В конверте лежала десятка. Горшенин закрыл его, собираясь догнать и вернуть, и тут же вспомнил, что в доме нет денег. Его акварели, такие для него дорогие, для других ничего не стоят. Даже не глядят на них и не видят. А он уклоняется от заработков, от писания объявлений, плакатов, ничего не приносит в дом. Все деньги идут от жены, небогатые актерские деньги. Сегодня явятся гости, даже не на что их угостить, и эта десятка, которую он непременно вернет, сегодня как нельзя кстати. И, мучаясь, раздражаясь, теряя внутреннее равновесие, подумал: «Затем и понадобился художник, чтобы могильную оградку покрасить?»

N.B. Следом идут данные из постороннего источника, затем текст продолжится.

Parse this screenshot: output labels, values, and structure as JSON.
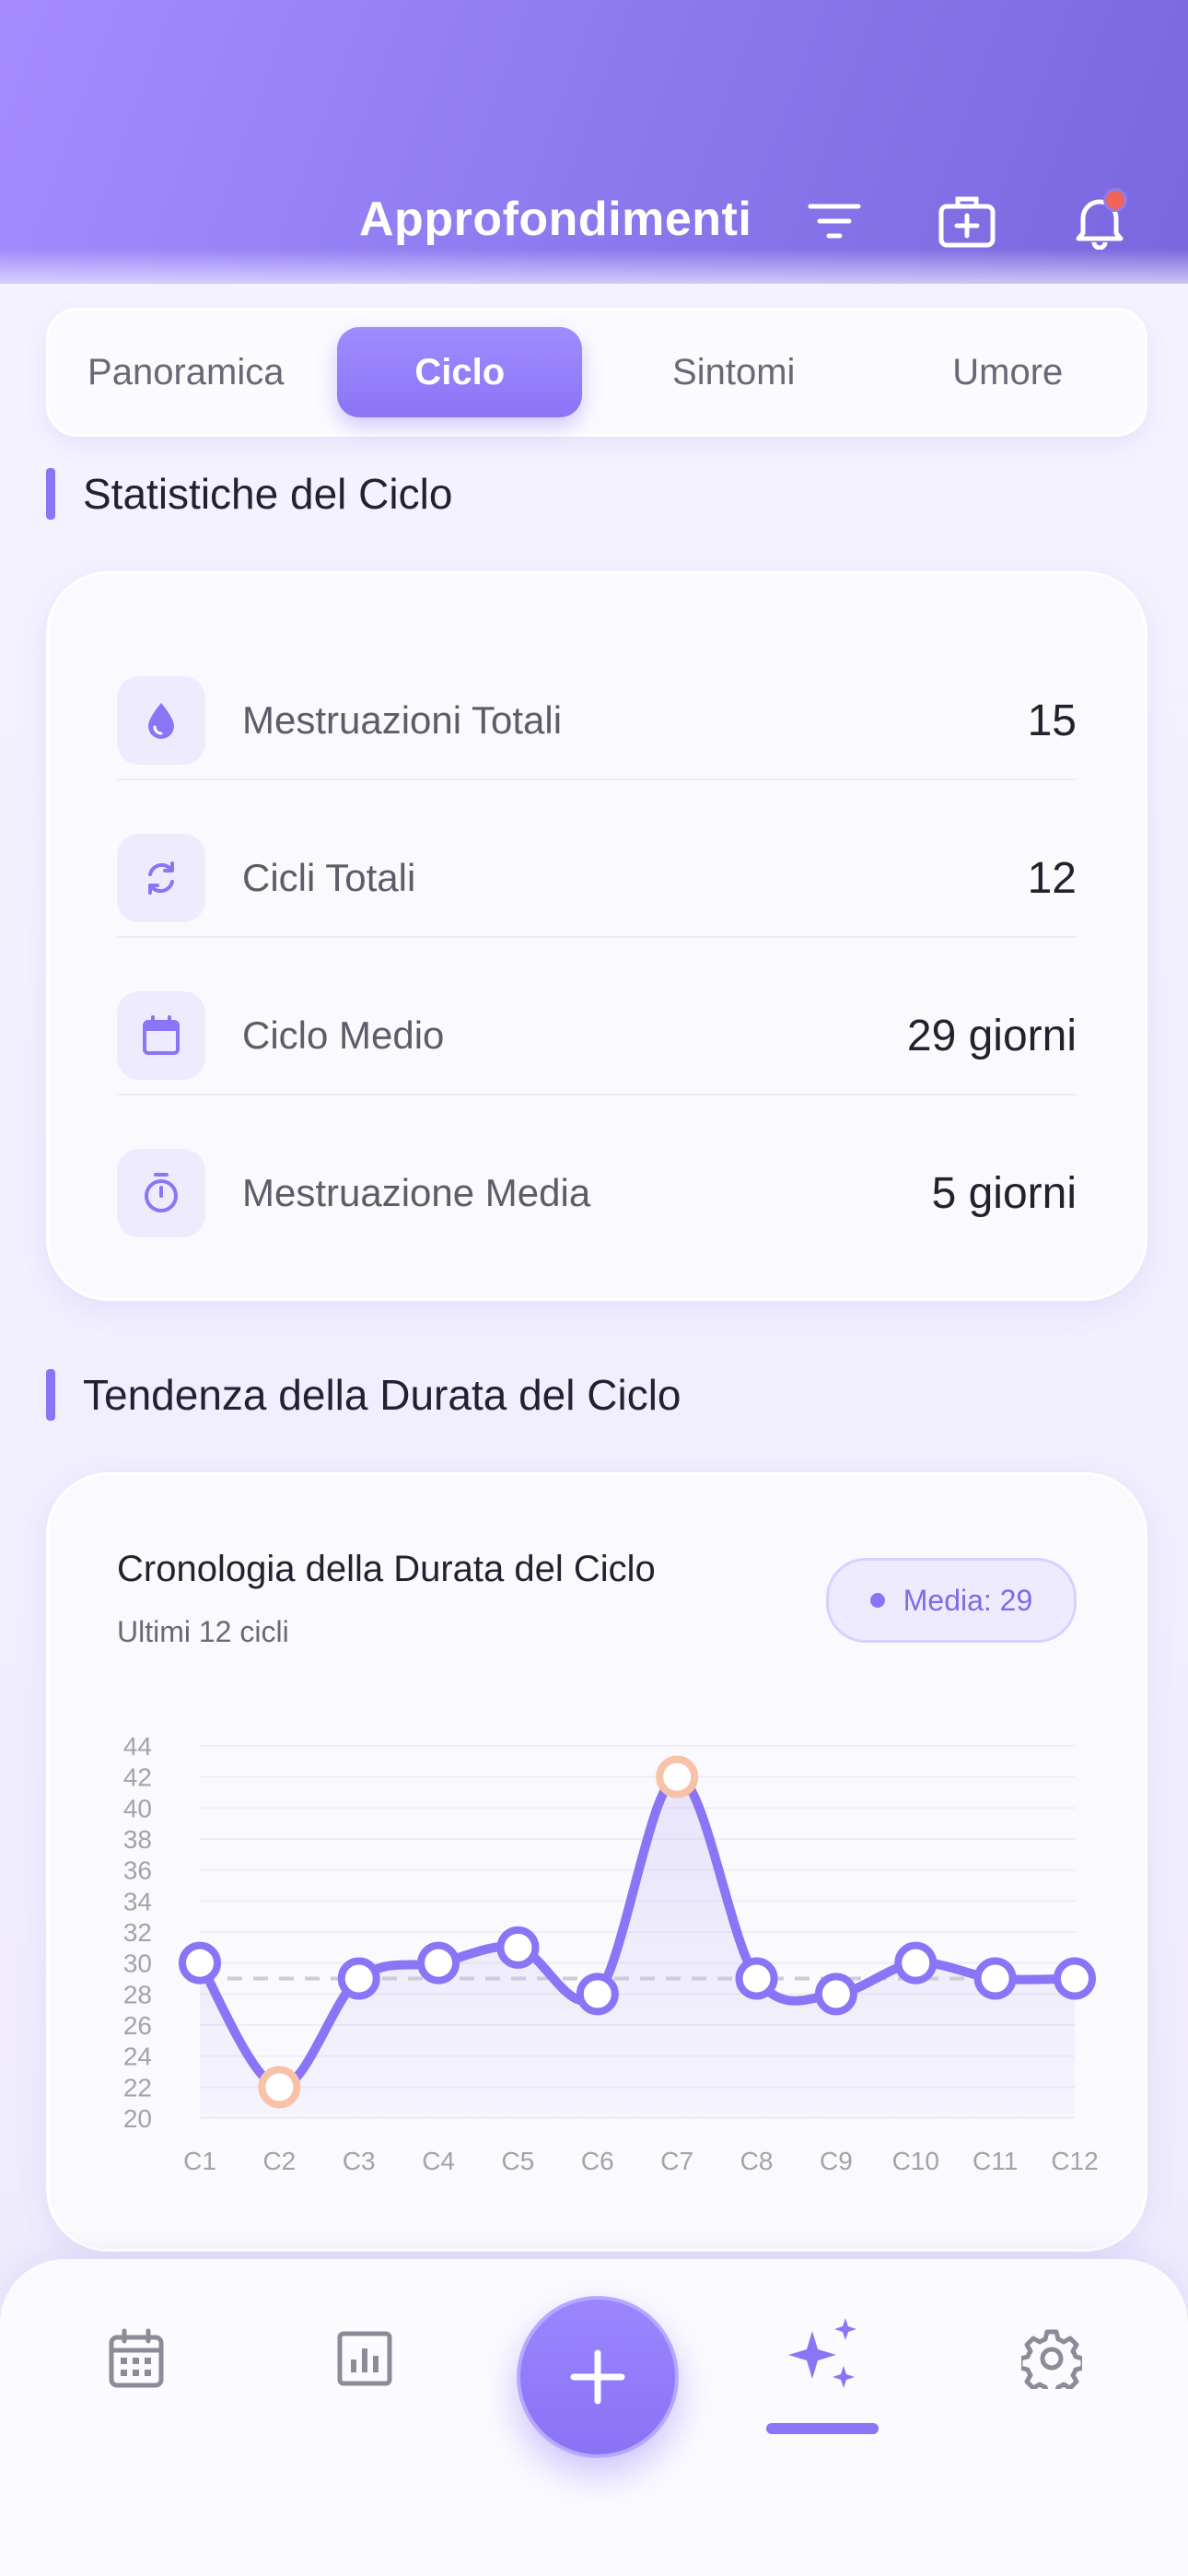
{
  "header": {
    "title": "Approfondimenti",
    "icons": [
      "filter-icon",
      "first-aid-kit-icon",
      "bell-icon"
    ]
  },
  "tabs": [
    {
      "label": "Panoramica",
      "active": false
    },
    {
      "label": "Ciclo",
      "active": true
    },
    {
      "label": "Sintomi",
      "active": false
    },
    {
      "label": "Umore",
      "active": false
    }
  ],
  "stats_section": {
    "title": "Statistiche del Ciclo",
    "rows": [
      {
        "icon": "drop-icon",
        "label": "Mestruazioni Totali",
        "value": "15"
      },
      {
        "icon": "cycle-icon",
        "label": "Cicli Totali",
        "value": "12"
      },
      {
        "icon": "calendar-icon",
        "label": "Ciclo Medio",
        "value": "29 giorni"
      },
      {
        "icon": "stopwatch-icon",
        "label": "Mestruazione Media",
        "value": "5 giorni"
      }
    ]
  },
  "trend_section": {
    "title": "Tendenza della Durata del Ciclo",
    "card_title": "Cronologia della Durata del Ciclo",
    "card_subtitle": "Ultimi 12 cicli",
    "average_badge": "Media: 29"
  },
  "chart_data": {
    "type": "line",
    "categories": [
      "C1",
      "C2",
      "C3",
      "C4",
      "C5",
      "C6",
      "C7",
      "C8",
      "C9",
      "C10",
      "C11",
      "C12"
    ],
    "values": [
      30,
      22,
      29,
      30,
      31,
      28,
      42,
      29,
      28,
      30,
      29,
      29
    ],
    "average": 29,
    "ylim": [
      20,
      44
    ],
    "yticks": [
      "20",
      "22",
      "24",
      "26",
      "28",
      "30",
      "32",
      "34",
      "36",
      "38",
      "40",
      "42",
      "44"
    ],
    "highlighted_points": [
      "C2",
      "C7"
    ],
    "grid": true,
    "colors": {
      "line": "#8b74f6",
      "highlight": "#f7c2a8",
      "average_line": "#cfcbd8"
    }
  },
  "bottom_nav": {
    "items": [
      "calendar-icon",
      "chart-icon",
      "add-icon",
      "sparkles-icon",
      "gear-icon"
    ],
    "active": "sparkles-icon"
  },
  "colors": {
    "accent": "#8b74f6",
    "header_start": "#a48cff",
    "header_end": "#7a67de",
    "notification": "#f0645a"
  }
}
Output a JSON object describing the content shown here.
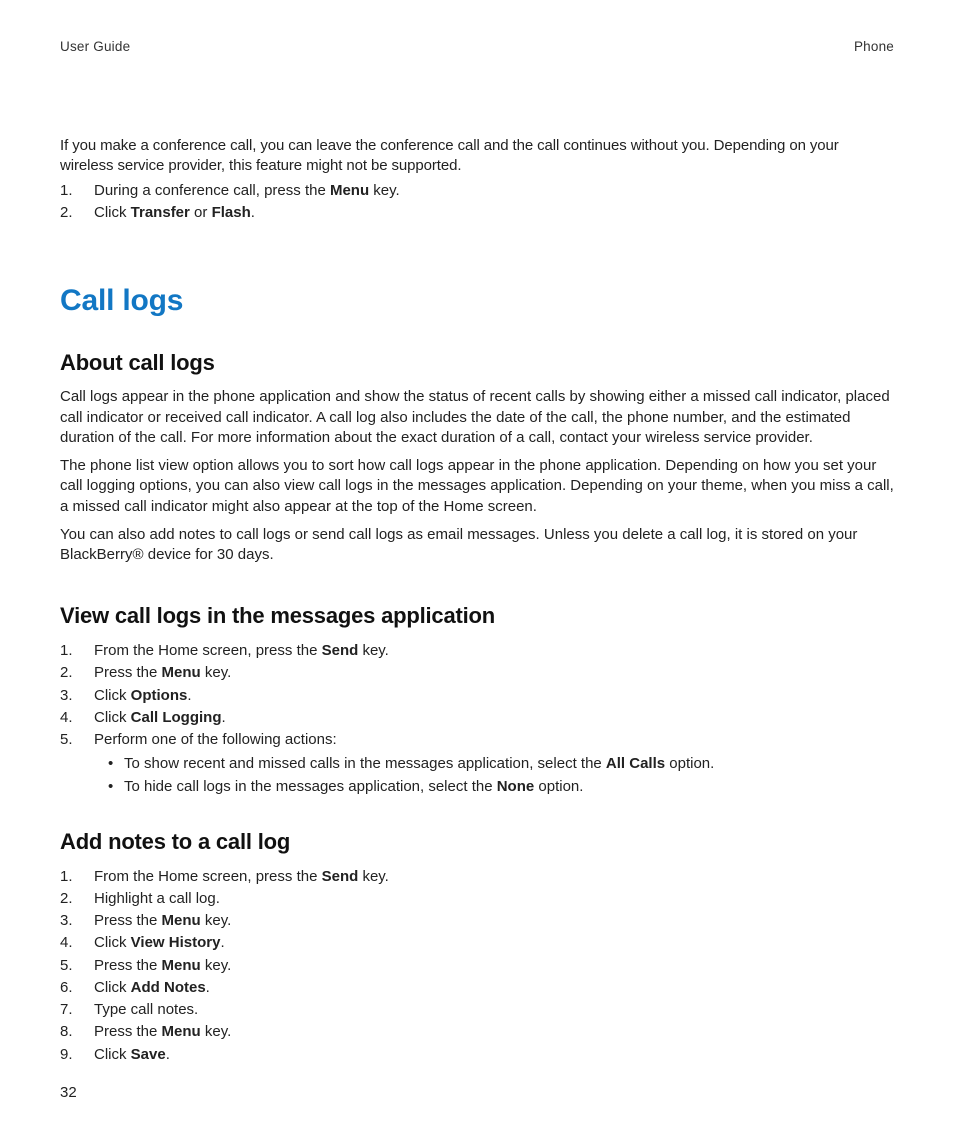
{
  "header": {
    "left": "User Guide",
    "right": "Phone"
  },
  "intro": {
    "para": "If you make a conference call, you can leave the conference call and the call continues without you. Depending on your wireless service provider, this feature might not be supported.",
    "steps": [
      {
        "n": "1.",
        "pre": "During a conference call, press the ",
        "b1": "Menu",
        "post": " key."
      },
      {
        "n": "2.",
        "pre": "Click ",
        "b1": "Transfer",
        "mid": " or ",
        "b2": "Flash",
        "post": "."
      }
    ]
  },
  "section_title": "Call logs",
  "about": {
    "title": "About call logs",
    "p1": "Call logs appear in the phone application and show the status of recent calls by showing either a missed call indicator, placed call indicator or received call indicator. A call log also includes the date of the call, the phone number, and the estimated duration of the call. For more information about the exact duration of a call, contact your wireless service provider.",
    "p2": "The phone list view option allows you to sort how call logs appear in the phone application. Depending on how you set your call logging options, you can also view call logs in the messages application. Depending on your theme, when you miss a call, a missed call indicator might also appear at the top of the Home screen.",
    "p3": "You can also add notes to call logs or send call logs as email messages. Unless you delete a call log, it is stored on your BlackBerry® device for 30 days."
  },
  "view": {
    "title": "View call logs in the messages application",
    "steps": {
      "s1": {
        "n": "1.",
        "pre": "From the Home screen, press the ",
        "b": "Send",
        "post": " key."
      },
      "s2": {
        "n": "2.",
        "pre": "Press the ",
        "b": "Menu",
        "post": " key."
      },
      "s3": {
        "n": "3.",
        "pre": "Click ",
        "b": "Options",
        "post": "."
      },
      "s4": {
        "n": "4.",
        "pre": "Click ",
        "b": "Call Logging",
        "post": "."
      },
      "s5": {
        "n": "5.",
        "text": "Perform one of the following actions:"
      }
    },
    "bullets": {
      "b1": {
        "pre": "To show recent and missed calls in the messages application, select the ",
        "b": "All Calls",
        "post": " option."
      },
      "b2": {
        "pre": "To hide call logs in the messages application, select the ",
        "b": "None",
        "post": " option."
      }
    }
  },
  "addnotes": {
    "title": "Add notes to a call log",
    "steps": {
      "s1": {
        "n": "1.",
        "pre": "From the Home screen, press the ",
        "b": "Send",
        "post": " key."
      },
      "s2": {
        "n": "2.",
        "text": "Highlight a call log."
      },
      "s3": {
        "n": "3.",
        "pre": "Press the ",
        "b": "Menu",
        "post": " key."
      },
      "s4": {
        "n": "4.",
        "pre": "Click ",
        "b": "View History",
        "post": "."
      },
      "s5": {
        "n": "5.",
        "pre": "Press the ",
        "b": "Menu",
        "post": " key."
      },
      "s6": {
        "n": "6.",
        "pre": "Click ",
        "b": "Add Notes",
        "post": "."
      },
      "s7": {
        "n": "7.",
        "text": "Type call notes."
      },
      "s8": {
        "n": "8.",
        "pre": "Press the ",
        "b": "Menu",
        "post": " key."
      },
      "s9": {
        "n": "9.",
        "pre": "Click ",
        "b": "Save",
        "post": "."
      }
    }
  },
  "page_number": "32"
}
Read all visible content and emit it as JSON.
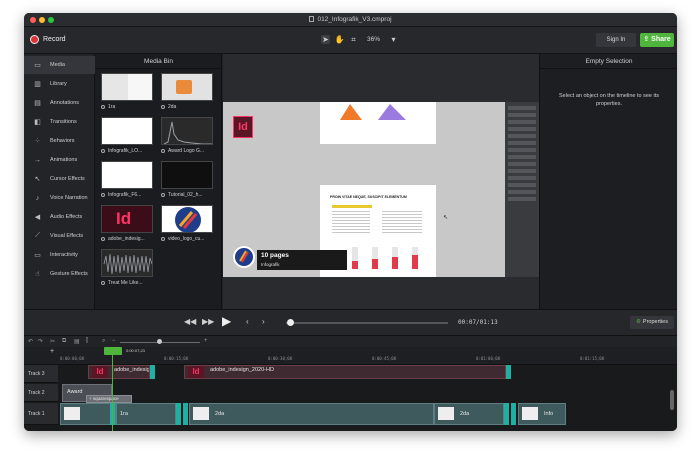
{
  "window": {
    "title": "012_Infografik_V3.cmproj",
    "traffic": [
      "#fe5f57",
      "#febc2e",
      "#28c840"
    ]
  },
  "toolbar": {
    "record_label": "Record",
    "zoom_label": "36%",
    "signin_label": "Sign In",
    "share_label": "Share"
  },
  "nav": {
    "items": [
      {
        "label": "Media",
        "icon": "film-icon"
      },
      {
        "label": "Library",
        "icon": "library-icon"
      },
      {
        "label": "Annotations",
        "icon": "annotation-icon"
      },
      {
        "label": "Transitions",
        "icon": "transition-icon"
      },
      {
        "label": "Behaviors",
        "icon": "behavior-icon"
      },
      {
        "label": "Animations",
        "icon": "arrow-icon"
      },
      {
        "label": "Cursor Effects",
        "icon": "cursor-icon"
      },
      {
        "label": "Voice Narration",
        "icon": "mic-icon"
      },
      {
        "label": "Audio Effects",
        "icon": "speaker-icon"
      },
      {
        "label": "Visual Effects",
        "icon": "visual-icon"
      },
      {
        "label": "Interactivity",
        "icon": "monitor-icon"
      },
      {
        "label": "Gesture Effects",
        "icon": "hand-icon"
      }
    ]
  },
  "media_bin": {
    "title": "Media Bin",
    "items": [
      {
        "label": "1ra"
      },
      {
        "label": "2da"
      },
      {
        "label": "Infografik_LO..."
      },
      {
        "label": "Award Logo G..."
      },
      {
        "label": "Infografik_F6..."
      },
      {
        "label": "Tutorial_02_h..."
      },
      {
        "label": "adobe_indesig..."
      },
      {
        "label": "video_logo_cu..."
      },
      {
        "label": "Treat Me Like..."
      }
    ]
  },
  "canvas": {
    "logo_text": "Id",
    "lower_third_title": "10 pages",
    "lower_third_sub": "Infografik",
    "page_heading": "PROIN VITAE NEQUE, SUSCIPIT ELEMENTUM"
  },
  "right_panel": {
    "title": "Empty Selection",
    "message": "Select an object on the timeline to see its properties."
  },
  "playback": {
    "timecode": "00:07/01:13",
    "properties_label": "Properties"
  },
  "timeline": {
    "playhead_time": "0:00:07;23",
    "ticks": [
      "0:00:00;00",
      "0:00:15;00",
      "0:00:30;00",
      "0:00:45;00",
      "0:01:00;00",
      "0:01:15;00"
    ],
    "tracks": [
      {
        "label": "Track 3"
      },
      {
        "label": "Track 2"
      },
      {
        "label": "Track 1"
      }
    ],
    "clips": {
      "t3_a": "adobe_indesign",
      "t3_b": "adobe_indesign_2020-HD",
      "t2_a": "Award",
      "t2_b": "+ squarespace",
      "t1_a": "1ra",
      "t1_b": "2da",
      "t1_c": "2da",
      "t1_d": "Info"
    }
  },
  "colors": {
    "accent": "#4fb53d",
    "record": "#e0323a",
    "indesign": "#ff3366"
  }
}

Но вновь одолел свою слабость. И пока уходило солнце, подымаясь вверх по стене, к старинной фонарной меди и надписи «Св. Николай», завершил акварель. Смотрел, утомленный, как в сумерках драгоценно сверкает картина и двое сидят за столом, боясь шевельнуться от счастья.
Вечеринка кончалась гамом, хмельными шутками. Артист Слепков, вывернув шубу, дыбом подняв воротник, ревел медведем. Артистка Гречишкина, сдернув с себя поясок, повязала ему на шею:
— Пойдем, Миша, пойдем! Здесь больше не подают! Здесь нас не любят! Ко другому двору, ко другому!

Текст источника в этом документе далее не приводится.